Over-Under Fundamentals For MMA Fighters With Brandon Escobar
The MMA world is built upon two primary aspects - Grappling & Striking. Inside both aspects, we have different branches that go through the same “adjustment process” to be effective in MMA.
But what does it mean to “go through an adjustment process”?
When MMA was first introduced in the early UFC’s, we were able to see the different martial arts at their RAW form fighting against each other to see which one is the best of all martial arts.
But today, it is different, most fighters are coming from a mixed background, and usually, they are used to dealing with most of the traditional styles as they encounter them daily in the gym.
So, today it is not enough to be good at one of the traditional martial arts; we must adjust the style to the MMA rules and take what is most effective for us and discard what is not (pretty similar to what Bruce Lee said).
Other than just adjusting the different styles to the cage, new fighting methods have been developed that are unique for MMA. For example, Ground & Pound, Cage fighting, and using the opponent’s gloves to wedge him in place are all new branches of techniques developed specifically for MMA.
In the next section, we will go over a grappling position called “the over-under position,” and we will learn about fundamental concepts that will carry over with us to the MMA cage.

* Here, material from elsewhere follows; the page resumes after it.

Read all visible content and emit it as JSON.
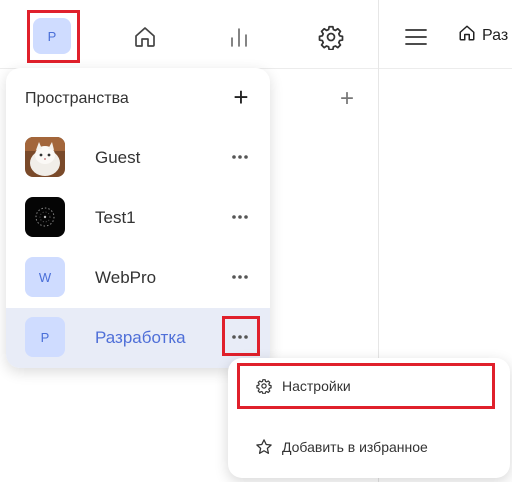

Remember, grappling in MMA is not the same; there are strikes allowed, and we must always consider that because a sudden knee to the ribs can finish the fight if we are not aware.
Who Is Brandon Escobar?
Brandon Escobar is a Honduran American wrestler who became Honduras’ first Olympic Wrestling qualifier after earning his spot on the Olympic team by winning the Pan American Olympic Qualifier. As the years went over, Brandon started to gravitate towards MMA and had 12 amateur fights. Nowadays, Brandon is a part of the Jackson Wink MMA coaching staff - passing his knowledge to many MMA fighters and adjusting the wrestling to fit into MMA effectively.
Check Out Brandon's Instructional HERE! Click Learn More!
The Main Concepts Of The Over-Under Position
In this video, Brandon Escobar will go over the over-under position with us. When we are in our fighting stance and looking to get into the over-under position, we can engage in various ways -
- Using strikes to close the distance and gain the position
- Collide with your opponent when his back is against the cage
- Pull your opponent in by grabbing their hand and pulling it in a downward angle, so the opponent puts his hands on us and giving away the underhook
Overall this position is very common in MMA as bodies collide all the time, and this is the easiest position to get into off a collision. When we are in the over-under position, the most important thing we look for is to look solid and to have confidence in our ability to attack and defend from the position.
Once we are in the position, we stand either in a squared stance or a staggered stance. When we are in a staggered stance, we can put the underhook or the Whizzer leg in front, depending on preference, but Brandon likes the underhook leg in front as he feels more powerful.
Now it doesn’t matter which stance you choose, but you have to make sure that the opponent’s hips are always far away from us or closed in full so we can engage ourselves and go for takedowns but make sure that you are the one taking action.
The next thing we will do is put our head on the overhook side and clump down on the opponent’s overhook, so he doesn’t control us. When we do that, we also want to lift our underhook, so we are the ones controlling the frame.
Notice that this is a 50/50 position, and if we are not doing anything to get an advantage, the opponent will do. Now, after we get the frames on, we need to lower our level, so our shoulder is under their shoulders this way. We can have the power to push them at an upward angle to drive them up in an incline, which is what we look to do.
After we get everything done and in place, we need to stop our opponent from circling and taking an angle because that is what he needs to do. To solve this problem, we are going to use the frames we gained to stay in front of the opponent as he moves around, not giving him an angle.